How about musical influence outside of films?

As you can tell from my body of work, ethnomusicology is a huge passion of mine. I love traveling and meeting and working with different musicians from different cultures and different places. It’s a real excitement for me. It’s something that I’ve tried to bring into my film music and make valid and reasonable and artistically intelligent as added colors and choices. That’s one of the most exciting things for me.

Would you explain your use of ethnic sounds intertwined with a pulsating percussive synth sound in “Exotica”? Why did you choose to give your music that Middle-Eastern edge?

The Club Exotica in the film is supposed to be kind of otherworldly. It’s not supposed to be a typical bar in your town. There’s supposed to be something very odd and a bit twisted about it, but also something enticing and very elegant and beautiful and sexy. I think the atmosphere of the film has a sort of tangible quality to it that is very important to the effectiveness of the film. And I think that my musical choices were really a big part of that.

Most of your projects are serious and intense, but “Bounce” is a different story. It seems like a natural transition, though. How as it breaking away from your more offbeat style of movies?

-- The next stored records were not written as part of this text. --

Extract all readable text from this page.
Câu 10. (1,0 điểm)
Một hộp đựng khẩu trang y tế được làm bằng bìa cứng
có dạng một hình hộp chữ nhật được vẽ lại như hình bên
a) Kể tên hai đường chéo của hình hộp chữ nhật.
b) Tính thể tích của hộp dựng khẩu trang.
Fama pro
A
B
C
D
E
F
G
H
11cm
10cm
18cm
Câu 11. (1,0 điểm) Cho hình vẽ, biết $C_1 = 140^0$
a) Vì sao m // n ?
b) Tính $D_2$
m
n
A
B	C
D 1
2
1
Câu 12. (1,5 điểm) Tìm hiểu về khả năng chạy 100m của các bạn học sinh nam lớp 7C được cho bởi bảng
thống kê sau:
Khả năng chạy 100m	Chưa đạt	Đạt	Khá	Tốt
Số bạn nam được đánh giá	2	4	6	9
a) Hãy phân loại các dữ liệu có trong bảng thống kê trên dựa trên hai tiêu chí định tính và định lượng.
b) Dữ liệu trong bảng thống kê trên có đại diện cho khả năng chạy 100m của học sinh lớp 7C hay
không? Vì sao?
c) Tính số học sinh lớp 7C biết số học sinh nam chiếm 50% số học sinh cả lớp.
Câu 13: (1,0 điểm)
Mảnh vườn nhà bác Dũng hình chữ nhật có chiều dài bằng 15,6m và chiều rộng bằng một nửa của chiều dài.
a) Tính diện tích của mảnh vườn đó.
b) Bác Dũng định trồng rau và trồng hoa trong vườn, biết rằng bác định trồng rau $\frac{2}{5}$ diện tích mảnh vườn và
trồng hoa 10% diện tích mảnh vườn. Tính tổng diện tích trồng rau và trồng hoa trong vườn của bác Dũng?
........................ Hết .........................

The interesting thing is that I found it a lot more difficult. I don’t know if there’s something perverse about me as a human being, but I found it really difficult to write lighter, more fun music. I don’t even think I want to think about that too much. I found the experience really difficult and challenging. I’m glad you think it worked and was effortless, but – believe me – it wasn’t.

What I liked most was the edge it had. It wasn’t a typical love story or light drama with soft string melodies. You held to your sound and dared to take a different approach. I respect that.

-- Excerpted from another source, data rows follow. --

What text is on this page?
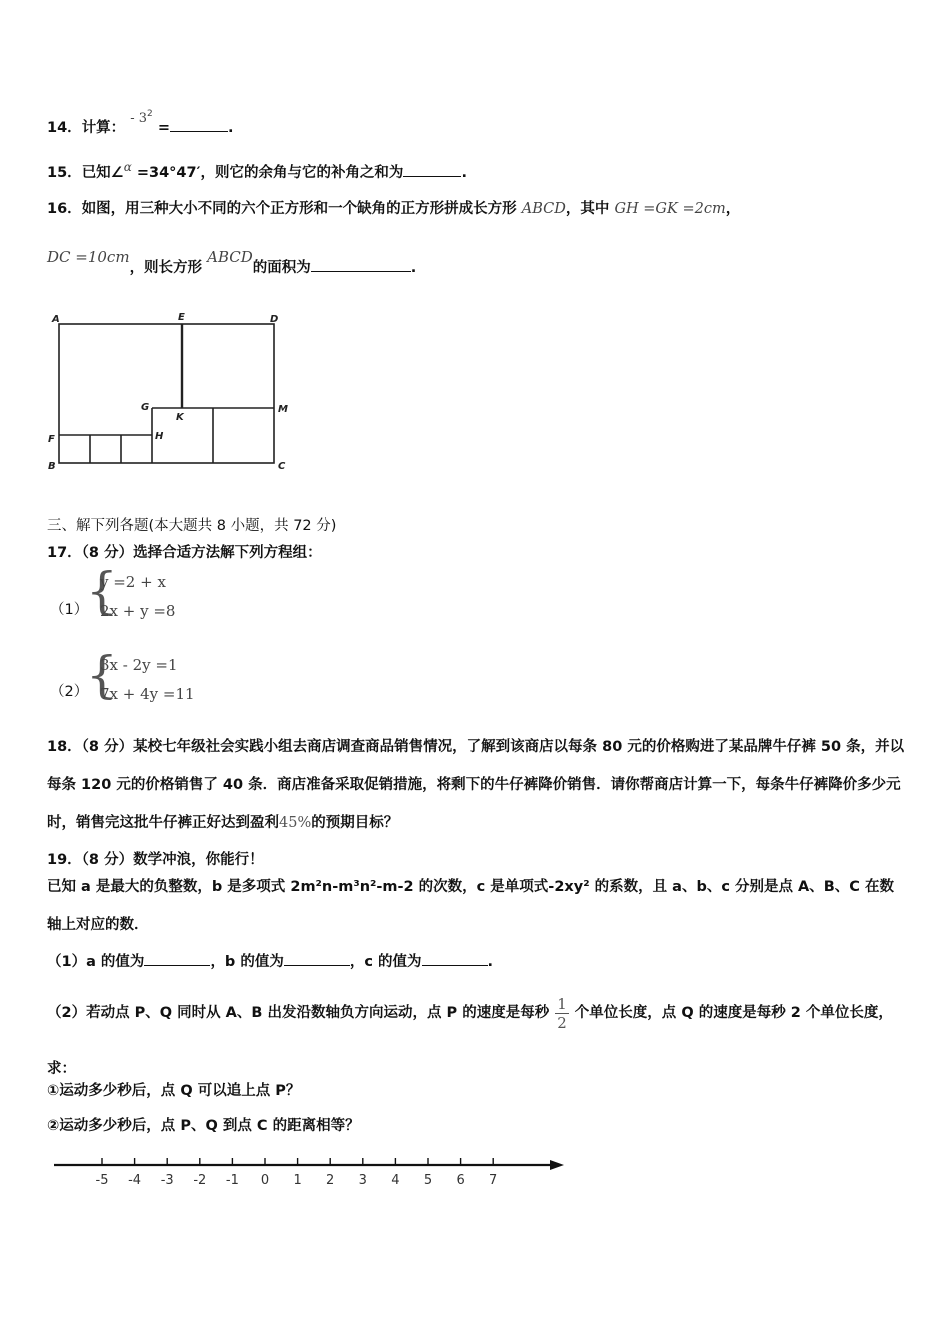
14．计算： - $3^2$ =	.
15．已知∠$^\alpha$ =34°47′，则它的余角与它的补角之和为	.
16．如图，用三种大小不同的六个正方形和一个缺角的正方形拼成长方形 ABCD，其中 GH =GK =2cm，
DC =10cm，则长方形 ABCD的面积为	.
A	E	D
G
K
M
F	H
B	C
三、解下列各题(本大题共 8 小题，共 72 分)
17．（8 分）选择合适方法解下列方程组：
（1）
{
y =2 + x
2x + y =8
（2）
{
3x - 2y =1
7x + 4y =11
18．（8 分）某校七年级社会实践小组去商店调查商品销售情况，了解到该商店以每条 80 元的价格购进了某品牌牛仔裤 50 条，并以每条 120 元的价格销售了 40 条．商店准备采取促销措施，将剩下的牛仔裤降价销售．请你帮商店计算一下，每条牛仔裤降价多少元时，销售完这批牛仔裤正好达到盈利45%的预期目标？
19．（8 分）数学冲浪，你能行！
已知 a 是最大的负整数，b 是多项式 2m²n-m³n²-m-2 的次数，c 是单项式-2xy² 的系数，且 a、b、c 分别是点 A、B、C 在数轴上对应的数．
（1）a 的值为	，b 的值为	，c 的值为	.
（2）若动点 P、Q 同时从 A、B 出发沿数轴负方向运动，点 P 的速度是每秒 $\frac{1}{2}$ 个单位长度，点 Q 的速度是每秒 2 个单位长度，求：
①运动多少秒后，点 Q 可以追上点 P？
②运动多少秒后，点 P、Q 到点 C 的距离相等？
-5 -4 -3 -2 -1 0 1 2 3 4 5 6 7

Well, thank you. I think that a lot of American filmmaking is very afraid of that kind of color, that darker element. Studio executives criticize it. They don’t think that it’s an attractive emotional choice.

“Bounce” was a film where the director wanted to play up some of the darker elements of the story. And there is some very dark stuff in that film, but the studio typically will want to gloss over that kind of thing and make the music kind of happy and fun. That’s a conflict that I deal with a lot.

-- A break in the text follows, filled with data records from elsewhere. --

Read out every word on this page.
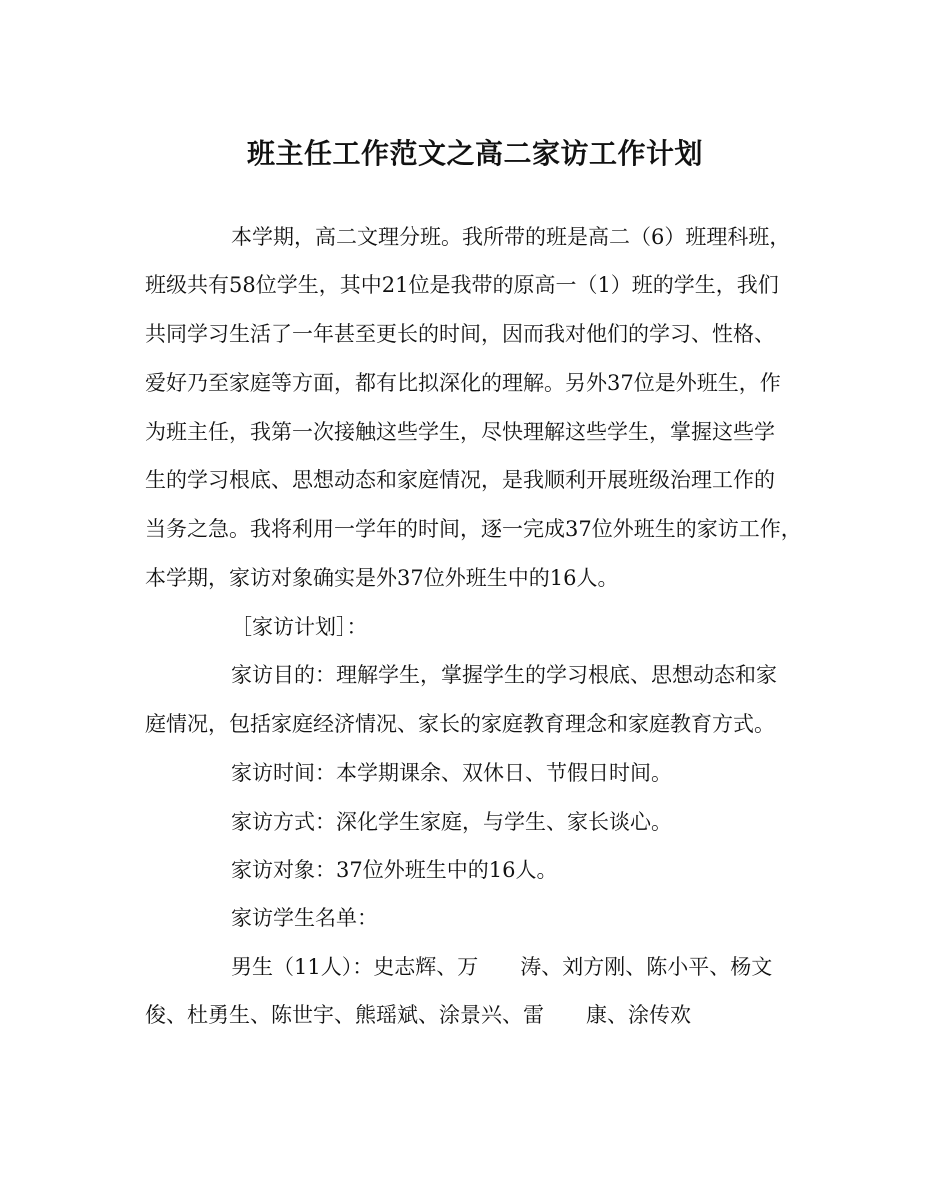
班主任工作范文之高二家访工作计划

本学期，高二文理分班。我所带的班是高二（6）班理科班，

班级共有58位学生，其中21位是我带的原高一（1）班的学生，我们

共同学习生活了一年甚至更长的时间，因而我对他们的学习、性格、

爱好乃至家庭等方面，都有比拟深化的理解。另外37位是外班生，作

为班主任，我第一次接触这些学生，尽快理解这些学生，掌握这些学

生的学习根底、思想动态和家庭情况，是我顺利开展班级治理工作的

当务之急。我将利用一学年的时间，逐一完成37位外班生的家访工作，

本学期，家访对象确实是外37位外班生中的16人。

［家访计划］：

家访目的：理解学生，掌握学生的学习根底、思想动态和家

庭情况，包括家庭经济情况、家长的家庭教育理念和家庭教育方式。

家访时间：本学期课余、双休日、节假日时间。

家访方式：深化学生家庭，与学生、家长谈心。

家访对象：37位外班生中的16人。

家访学生名单：

男生（11人）：史志辉、万　　涛、刘方刚、陈小平、杨文

俊、杜勇生、陈世宇、熊瑶斌、涂景兴、雷　　康、涂传欢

I found it very interesting that on the “Bounce” CD cover, for instance, every single picture is of somebody smiling. That’s no accident. And I find that really absurd, so I’m probably not very comfortable with those sorts of films.

Which one of your own works are you most proud of?

That’s a tough question. It’s like asking a mother to pick her favorite kid. I love “Monsoon Wedding”, and I think part of the reason that I love it is because of where it came in my life. It’s a really brilliant film, and I think the music really works. Believe it or not, I wrote that score in only one week. Then I got on a plane and went to India for seven days to record all the instruments there. When I came back, I mixed it for a week. So the whole score took three hellish weeks. At this same time, I was engaged to an Indian girl, so we went to India together. It was just like we were living the movie. For sentimental reasons, “Monsoon Wedding” is way up there. “Ice Storm” is way up there. “Exotica” is way up there. “Ararat” is way up there. Those are probably the ones. “Regeneration” is one of my favorite films that I’ve ever worked on, although no one’s ever seen it.

What is the most rewarding aspect of your career?

The most rewarding moments I’ve had are when I do things that are really unusual and that nobody else would have thought of and they work and are good. Those are hard moments to come by, and they don’t happen very often, but once in a while they do. When you mix together instruments that shouldn’t really go together or never have been together before and it works and does something really profound in the film, that’s a huge thrill. And just working with certain musicians can be a thrill. Going to Armenia, for instance, and recording an Armenian choir in a sixth-century church in the middle of nowhere [for “Ararat”] was a thrill. It was just unbelievably moving to be recording something by candlelight in the country where the song was written twelve hundred years ago.